Temat Białej pomału przygasa, obojętnieje nam co tam się dzieje. Zapominamy, że tam nadal uczą się nasze dzieci, nauczyciele jeden po drugim odchodzą na zwolnienia, że zaczyna się powolna agonia tej szkoły. Na dzień dzisiejszy jest mniej o 7 klas czym szczyci się nowa pani dyrektor. Rozumiem niże demograficzne, rozumiem , że w Szczecinie są szkoły na wyższym poziomie, ale nie zapominajmy, że nie każdy jest geniuszem i chce iść do XIII. Jest to jedyna placówka, ponad gimnazjalna w naszym mieście, która dawała szanse dobrej edukacji nie tylko najlepszym, ale pozwalała odkrywać potencjał w tych słabszych. I to udawało się kadrze pedagogicznej z Białej. Gro dzieciaków studiuje lub już skończyło dobre uczelnie polskie i zagraniczne.
Ale ja pragnę cofnąć się w czasie do roku 2011, wtedy właśnie wszystko się zaczęło.
Starostwo zaczęło oszczędzać na Zespole Szkół obcinając godziny dodatkowe, głównie na naukę języków, matematyki, sport. Dyrekcja i nauczyciele protestowali.
Podkreślam wspólnie, jednogłośnie protestowali !!!!
Spór toczył się od wielu miesięcy. Przypomnę tu w tym właśnie miejscu słowa pani Rybakiewicz, bo są one bardzo ważne w kontekście tego co w szkole dzieje się teraz. Cytat pochodzi z artykułu napisanego w Głosie Szczeciński dnia 04.10.20111
‘’Anna Rybakiewicz, wicestarosta w powiecie polickim odpowiedzialna za oświatę przekonywała radnych, jak dużo kosztuje Zespół Szkół.

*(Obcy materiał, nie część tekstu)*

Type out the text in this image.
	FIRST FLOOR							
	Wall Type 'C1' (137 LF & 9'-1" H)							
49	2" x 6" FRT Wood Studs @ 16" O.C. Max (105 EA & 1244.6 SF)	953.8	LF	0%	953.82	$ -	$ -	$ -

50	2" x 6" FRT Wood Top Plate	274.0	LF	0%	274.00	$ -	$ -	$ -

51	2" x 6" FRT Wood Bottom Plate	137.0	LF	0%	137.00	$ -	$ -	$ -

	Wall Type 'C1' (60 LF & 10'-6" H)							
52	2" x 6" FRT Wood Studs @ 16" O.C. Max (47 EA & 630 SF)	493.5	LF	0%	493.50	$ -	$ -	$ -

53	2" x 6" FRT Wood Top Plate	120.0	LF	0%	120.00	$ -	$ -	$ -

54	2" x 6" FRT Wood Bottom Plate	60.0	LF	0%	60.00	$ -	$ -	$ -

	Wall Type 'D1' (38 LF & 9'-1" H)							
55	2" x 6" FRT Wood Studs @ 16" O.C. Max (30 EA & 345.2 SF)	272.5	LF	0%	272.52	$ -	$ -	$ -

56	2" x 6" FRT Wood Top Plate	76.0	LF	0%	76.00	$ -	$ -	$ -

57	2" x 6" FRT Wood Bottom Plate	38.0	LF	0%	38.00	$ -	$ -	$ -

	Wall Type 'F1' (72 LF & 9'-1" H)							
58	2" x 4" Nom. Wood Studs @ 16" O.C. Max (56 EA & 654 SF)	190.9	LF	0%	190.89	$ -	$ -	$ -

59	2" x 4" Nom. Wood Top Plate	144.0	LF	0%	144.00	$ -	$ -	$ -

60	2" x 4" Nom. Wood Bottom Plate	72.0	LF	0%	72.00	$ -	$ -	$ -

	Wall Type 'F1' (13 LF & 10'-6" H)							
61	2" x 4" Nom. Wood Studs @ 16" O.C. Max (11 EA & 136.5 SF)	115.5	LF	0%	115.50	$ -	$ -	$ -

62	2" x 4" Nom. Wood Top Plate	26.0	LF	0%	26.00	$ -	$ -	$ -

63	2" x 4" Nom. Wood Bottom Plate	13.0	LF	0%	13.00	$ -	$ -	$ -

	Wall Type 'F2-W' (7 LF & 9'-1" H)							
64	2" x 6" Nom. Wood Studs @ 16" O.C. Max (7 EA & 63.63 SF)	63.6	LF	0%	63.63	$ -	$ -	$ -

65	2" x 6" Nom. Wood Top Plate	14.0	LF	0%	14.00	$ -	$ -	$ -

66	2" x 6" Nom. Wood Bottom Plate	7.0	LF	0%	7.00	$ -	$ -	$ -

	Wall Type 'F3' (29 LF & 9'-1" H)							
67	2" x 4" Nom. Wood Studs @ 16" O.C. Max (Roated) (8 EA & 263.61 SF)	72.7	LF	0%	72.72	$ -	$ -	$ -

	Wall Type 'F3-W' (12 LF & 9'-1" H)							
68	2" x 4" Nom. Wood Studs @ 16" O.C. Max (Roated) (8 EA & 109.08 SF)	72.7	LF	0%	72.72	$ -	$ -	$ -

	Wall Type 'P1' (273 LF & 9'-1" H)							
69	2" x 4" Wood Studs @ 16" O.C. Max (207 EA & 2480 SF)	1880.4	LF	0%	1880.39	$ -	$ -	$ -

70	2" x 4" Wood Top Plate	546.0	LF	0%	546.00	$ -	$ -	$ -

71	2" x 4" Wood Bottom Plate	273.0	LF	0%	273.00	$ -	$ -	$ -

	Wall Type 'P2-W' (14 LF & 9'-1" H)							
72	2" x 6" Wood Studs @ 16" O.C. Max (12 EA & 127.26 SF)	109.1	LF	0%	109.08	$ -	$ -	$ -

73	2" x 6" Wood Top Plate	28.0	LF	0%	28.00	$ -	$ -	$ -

– Dochody szkoły w tym roku zaplanowane zostały na poziomie ponad 2,2 mln zł, a w sierpniu wpływy wyniosły tylko 1,8 mln – mówiła, sugerując, że do końca roku już niewiele wpłynie. Podkreślała, że gimnazjalista w Wałczu jest dużo tańszy niż w Białej Szkole, że bardzo dużo kosztują siatkarki z klas Szkoły Mistrzostwa Sportowego. Zarzucała dyrekcji, że tworzy klasy efemerydy, przyjmuje wszystkich, którzy złożą papiery, by tylko utrzymać zatrudnienie.
– Czy walka o utrzymanie zatrudnienia ma być jedynym motywem działalności szkoły? – pytała retorycznie pani wicestarosta. Przedstawiając kolejne wykresy i tabelki tłumaczyła radnym, dyrekcji i nauczycielom uczestniczącym w sesji, że np. w klasach trzecich gimnazjum już nie ma potrzeby dodatkowych godzin nauki języka angielskiego. Za zbędne uznała godziny francuskiego i hiszpańskiego. Poinformowała też, że po jednej godzinie dodatkowej matematyki otrzymają tylko klasy maturalne (klas jest
. Czyli o 20 mniej, niż wynikało z planu szkoły.
Z 22 sportowych godzin dodatkowych starostwo nie przyznało ani jednej.
– Uczniowie mogą ćwiczyć w klubach i na obiektach bez godzin dodatkowych – stwierdziła – Jest Orlik, basen itd.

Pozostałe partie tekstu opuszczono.